This algorithm is actually cubic (O(n^3) where n = length of list) in the worst case scenario. Imagine the following input: list = [5,4,3,2,1]
.
First iteration: list[0] > list[1]. The swap is made such that list = [4,5,3,2,1]
, and i
is reduced to -1, so the loop starts over.
Second iteration: list[0] < list[1].
Third iteration: list[1] > list[2]. The swap is made such that list = [4,3,5,2,1]
, and i
is reduced to -1, so the loop starts over.
Fourth iteration: list[0] > list[1]. The swap is made such that list = [3,4,5,2,1]
, and i
is reduced to -1, so the loop starts over.

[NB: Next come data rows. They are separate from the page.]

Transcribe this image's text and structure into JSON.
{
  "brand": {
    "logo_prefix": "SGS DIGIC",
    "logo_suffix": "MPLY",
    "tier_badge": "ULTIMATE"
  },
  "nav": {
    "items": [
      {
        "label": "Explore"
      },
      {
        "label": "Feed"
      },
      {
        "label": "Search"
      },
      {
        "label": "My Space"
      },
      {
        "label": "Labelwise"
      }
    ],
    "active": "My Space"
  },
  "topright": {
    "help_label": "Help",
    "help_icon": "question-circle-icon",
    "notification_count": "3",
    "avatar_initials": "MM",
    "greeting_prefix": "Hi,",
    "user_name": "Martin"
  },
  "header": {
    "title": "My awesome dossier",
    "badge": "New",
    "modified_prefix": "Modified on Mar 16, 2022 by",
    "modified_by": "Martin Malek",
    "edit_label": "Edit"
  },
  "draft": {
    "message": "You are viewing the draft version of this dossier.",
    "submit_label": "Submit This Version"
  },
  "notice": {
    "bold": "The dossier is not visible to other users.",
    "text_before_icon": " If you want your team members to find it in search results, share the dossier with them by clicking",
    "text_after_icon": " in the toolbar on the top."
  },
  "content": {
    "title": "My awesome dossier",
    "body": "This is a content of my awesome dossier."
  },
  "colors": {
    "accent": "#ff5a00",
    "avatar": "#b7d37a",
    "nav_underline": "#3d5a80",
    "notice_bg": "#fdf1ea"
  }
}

The same pattern continues: we will need 6 more iterations to bring 2 to the start of the list, 10 iterations for 1, and 5 to skim over the list once it's all sorted. Overall 4+6+10+5=25 which is 5^2. So why n^3 and not n^2?
Intuition:
For a list that sorted in reverse like the one in the above example, we would need to bring each element to the head of the list from greatest to smallest. The j'th element in the initial list is the j'th greatest overall and will need (1+2+...+j)=O(j^2) steps to bring to the head of the list.
Therefore, in order to reverse the list of length n, we need approximately (1^2 + 2^2 + ... + n^2) steps. That is the sum of squares from 1 to n which is O(n^3) - if you don't know why, it's a very well-known formula in arithmetics: sum of squares.
Disclaimer: Of course, it wouldn't be exactly n^3 steps, but it will be approximately so (which is after all the definition of Big-O notation. It will be closer to n^3 the bigger n gets).